Before the 2008 fishing season gets underway, commercial fishermen working in the Atlantic Ocean striped bass fishery will need to buy a gear permit.

The permit will require fishermen to lock into using one gear type to harvest striped bass for three years and will cost $10 annually. 

Striped bass, also called rockfish, are harvested with beach seines, gillnets, and trawls.  The state Division of Marine Fisheries (DMF) divides the statewide, annual 480,480 pound quota among the three gear types.

For Billy Beasley of Colington, the sticking point in the new permit is the beach seine definition included in the rule.

The rule defines a seine as “a swipe net constructed of multi-filament or multi-fiber webbing fished from the ocean beach that is deployed from a vessel launched from the ocean beach where the fishing operation takes place.”

Like most other commercial fishermen, Beasley turned to the lighter and less-expensive monofilament net to replace the nylon or multi-filament net he once used in the fishery.

Beasley said small fish escape the 8 1/4-inch mesh in the monofilament net he uses, and predicts that smaller fish will be caught with nylon net.

“There’s more rock now than ever, and if the small fish are there, we’ll catch them too,” he said.

He said that in 1971, he caught more than 56,000 pounds of rockfish in two hauls at Cape Point.

“The difference was that back then we could sell a 12-inch and up fish,” he explained.

Now the minimum size limit for striped bass in the ocean is 28 inches.

“I’ve told them that they are opening up a slaughterhouse with this change,” he said.

“Fish will smother and die and wash up on the beach, and the towns will complain and then they’ll shut down the whole mess,” he said.

DMF has said that the definition originated in part from a request from traditional beach seine fishermen who complained that fishermen using monofilament gillnets were catching the quota share assigned to the beach seine fishery.

 
DMF has also said the rule will help prevent interaction between bottlenose dolphins and beach seines.

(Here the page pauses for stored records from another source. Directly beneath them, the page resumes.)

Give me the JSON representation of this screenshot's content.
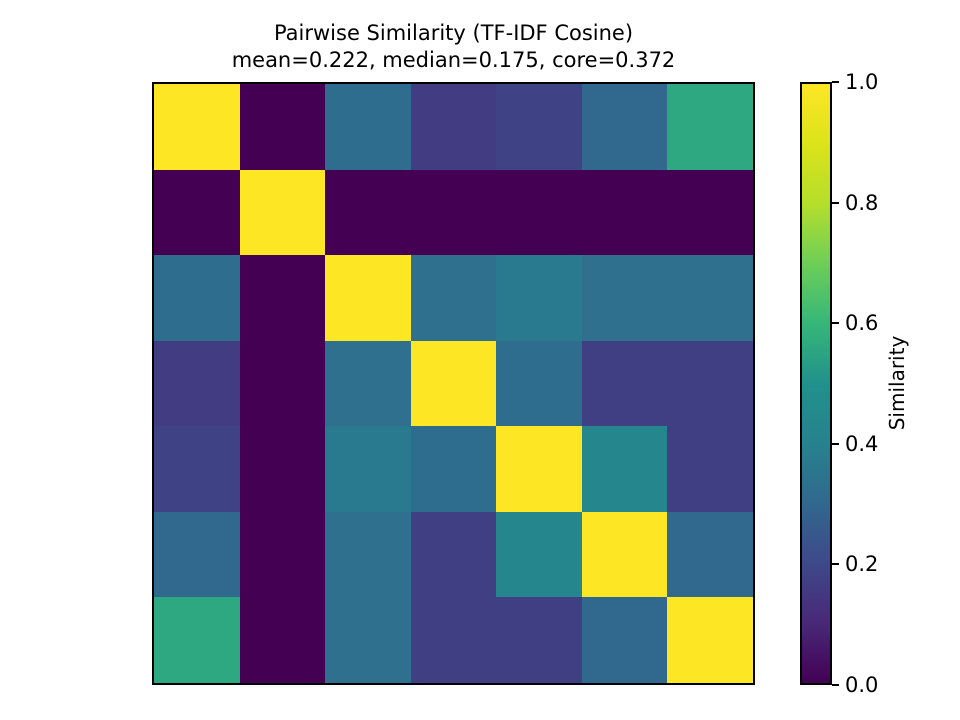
{
  "figure": {
    "background_color": "#ffffff",
    "text_color": "#000000"
  },
  "chart_data": {
    "type": "heatmap",
    "title": "Pairwise Similarity (TF-IDF Cosine)",
    "subtitle": "mean=0.222, median=0.175, core=0.372",
    "stats": {
      "mean": 0.222,
      "median": 0.175,
      "core": 0.372
    },
    "n_rows": 7,
    "n_cols": 7,
    "matrix": [
      [
        1.0,
        0.0,
        0.32,
        0.16,
        0.18,
        0.3,
        0.56
      ],
      [
        0.0,
        1.0,
        0.0,
        0.0,
        0.0,
        0.0,
        0.0
      ],
      [
        0.32,
        0.0,
        1.0,
        0.33,
        0.37,
        0.33,
        0.33
      ],
      [
        0.16,
        0.0,
        0.33,
        1.0,
        0.32,
        0.17,
        0.17
      ],
      [
        0.18,
        0.0,
        0.37,
        0.32,
        1.0,
        0.43,
        0.17
      ],
      [
        0.3,
        0.0,
        0.33,
        0.17,
        0.43,
        1.0,
        0.3
      ],
      [
        0.56,
        0.0,
        0.33,
        0.17,
        0.17,
        0.3,
        1.0
      ]
    ],
    "vmin": 0.0,
    "vmax": 1.0,
    "colormap": "viridis",
    "colormap_stops": [
      "#440154",
      "#482878",
      "#3e4989",
      "#31688e",
      "#26828e",
      "#21918c",
      "#35b779",
      "#6ece58",
      "#b5de2b",
      "#dce319",
      "#fde725"
    ],
    "x_tick_labels_visible": false,
    "y_tick_labels_visible": false,
    "grid": false,
    "colorbar": {
      "label": "Similarity",
      "tick_values": [
        1.0,
        0.8,
        0.6,
        0.4,
        0.2,
        0.0
      ],
      "tick_labels": [
        "1.0",
        "0.8",
        "0.6",
        "0.4",
        "0.2",
        "0.0"
      ],
      "position": "right"
    }
  }
}
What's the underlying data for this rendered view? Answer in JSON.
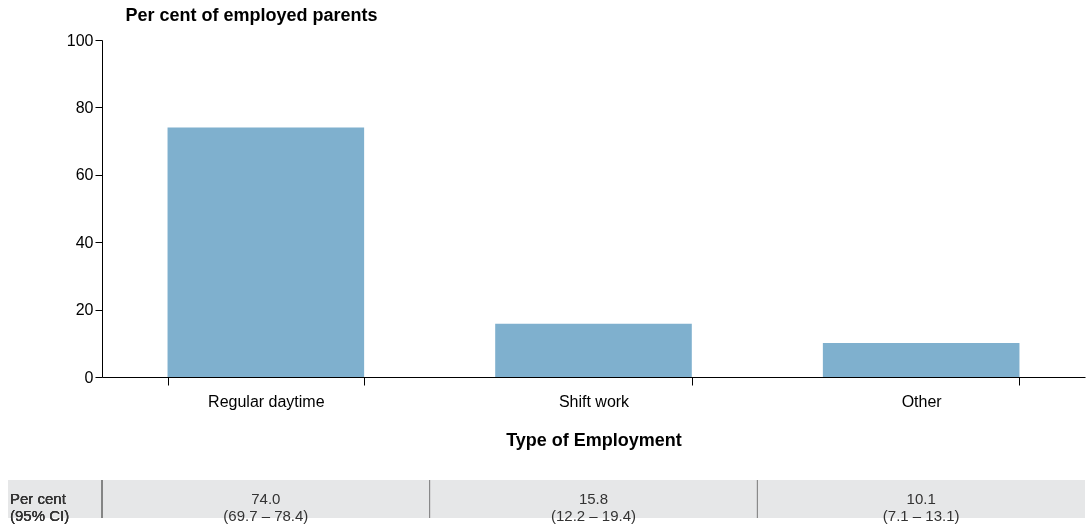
{
  "chart_data": {
    "type": "bar",
    "ylabel": "Per cent of employed parents",
    "xlabel": "Type of Employment",
    "categories": [
      "Regular daytime",
      "Shift work",
      "Other"
    ],
    "values": [
      74.0,
      15.8,
      10.1
    ],
    "color": "#7fb0ce",
    "ylim": [
      0,
      100
    ],
    "yticks": [
      0,
      20,
      40,
      60,
      80,
      100
    ],
    "grid": false,
    "value_labels": [
      "74.0\n(69.7 – 78.4)",
      "15.8\n(12.2 – 19.4)",
      "10.1\n(7.1 – 13.1)"
    ],
    "annotations": [
      "Per cent\n(95% CI)"
    ]
  }
}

The North Carolina Marine Fisheries Commission (MFC) approved the gear permit rule at its September meeting.  DMF will send the rule to the Rules Review Commission for approval in October.  Louis Daniel, DMF director, said the agency would not implement the rule until next year.

“The state shouldn’t have done this.  What they need to do is cut back on the number of people fishing for rockfish.  Many of them aren’t even commercial fishermen to start with,” said Beasley.